She said that Washington's decision to arm rebel groups was a poor substitute for forging a peace plan that the UN Security Council will unite behind.
"I haven't seen a situation where more arms leads to more opportunities for negotiations [towards a resolution]. Not to mention what this might mean for the rise of extremism," she said.
While the European Commission would continue its unprecedented aid effort, global humanitarian resources were finite. A political resolution must be reached before Lebanon or Jordan or both were stretched to breaking point and the crisis deepened exponentially, Georgieva said.
"It is so disappointing to see the international community sleepwalking into this disaster," she said.
"Any time there is a new eruption of fighting we hope it will be the wake-up call. But obviously this hasn't happened yet."
The G8 leaders failed to advance the chances of peace this week. The deepening division between Russian and Western allegiances within the Security Council means an international peace conference on Syria that was due to take place in Geneva this month has now been delayed until August at the earliest.
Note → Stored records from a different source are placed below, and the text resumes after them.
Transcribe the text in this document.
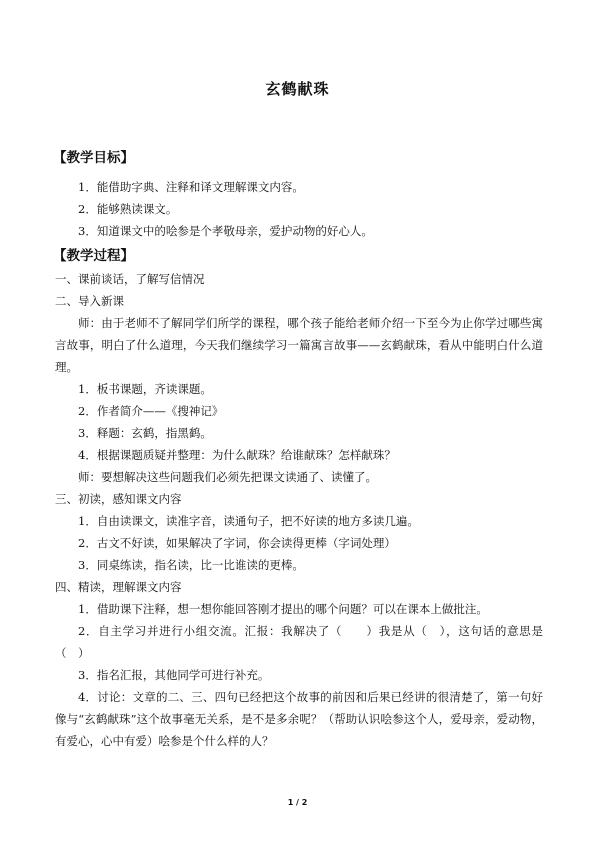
玄鹤献珠
【教学目标】
1．能借助字典、注释和译文理解课文内容。
2．能够熟读课文。
3．知道课文中的哙参是个孝敬母亲，爱护动物的好心人。
【教学过程】
一、课前谈话，了解写信情况
二、导入新课
师：由于老师不了解同学们所学的课程，哪个孩子能给老师介绍一下至今为止你学过哪些寓言故事，明白了什么道理，今天我们继续学习一篇寓言故事——玄鹤献珠，看从中能明白什么道理。
1．板书课题，齐读课题。
2．作者简介——《搜神记》
3．释题：玄鹤，指黑鹤。
4．根据课题质疑并整理：为什么献珠？给谁献珠？怎样献珠？
师：要想解决这些问题我们必须先把课文读通了、读懂了。
三、初读，感知课文内容
1．自由读课文，读准字音，读通句子，把不好读的地方多读几遍。
2．古文不好读，如果解决了字词，你会读得更棒（字词处理）
3．同桌练读，指名读，比一比谁读的更棒。
四、精读，理解课文内容
1．借助课下注释，想一想你能回答刚才提出的哪个问题？可以在课本上做批注。
2．自主学习并进行小组交流。汇报：我解决了（　　）我是从（　），这句话的意思是（　）
3．指名汇报，其他同学可进行补充。
4．讨论：文章的二、三、四句已经把这个故事的前因和后果已经讲的很清楚了，第一句好像与“玄鹤献珠”这个故事毫无关系，是不是多余呢？（帮助认识哙参这个人，爱母亲，爱动物，有爱心，心中有爱）哙参是个什么样的人？
1 / 2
To date, at least 1.66 million Syrians have fled the bloodshed to neighbouring countries, with Jordan, Lebanon, Turkey and Iraq bearing the brunt.
The European Commission has led an unprecedented aid effort to provide material and strategic support to the governments buckling under the weight of their swelling refugee populations.
But as the conflict rumbled on with little sign of abating and the numbers of refugees rose with each week, the gap between humanitarian capacity and need grew, Georgieva warned.
Before the Syrian conflict, Jordan was already host to a vast community of Palestinian and Iraqi refugees, and suffered from chronic water shortages.
In the past two years, it has accommodated an estimated 450,000 Syrian refugees. At least half a million more are waiting to be registered in Lebanon, where sectarian tensions simmer perilously close to civil unrest.
Stressing that half of the refugees fleeing Syria were children, many of whom had now been out of school for two years, Georgieva warned that it might already be too late to avert the imminent danger to regional security from a generation of children "with no jobs but with guns in their hands".
"We are now looking at more than 100 self-proclaimed rebels groups who want to be part of a negotiating party. The longer we postpone, the more detrimental the delay will become," she added.
On the ground in Syria, government forces reinforced with Iranian-led Hizbollah fighters surged into Aleppo and the suburbs of the capital Damascus yesterday, attempting to build upon their recent successes in the country's south. Activists reported fierce gun battles in the alleyways of the Old City.
The British-based Syrian Observatory for Human Rights also reported clashes in Homs, Hama, Deraa and Damascus.
Opposition groups responded with an operation to seize control of a major highway running from Aleppo to the Turkish border - an effort bolstered by the arrival of a shipment of Konkurs anti-tank missiles in Aleppo.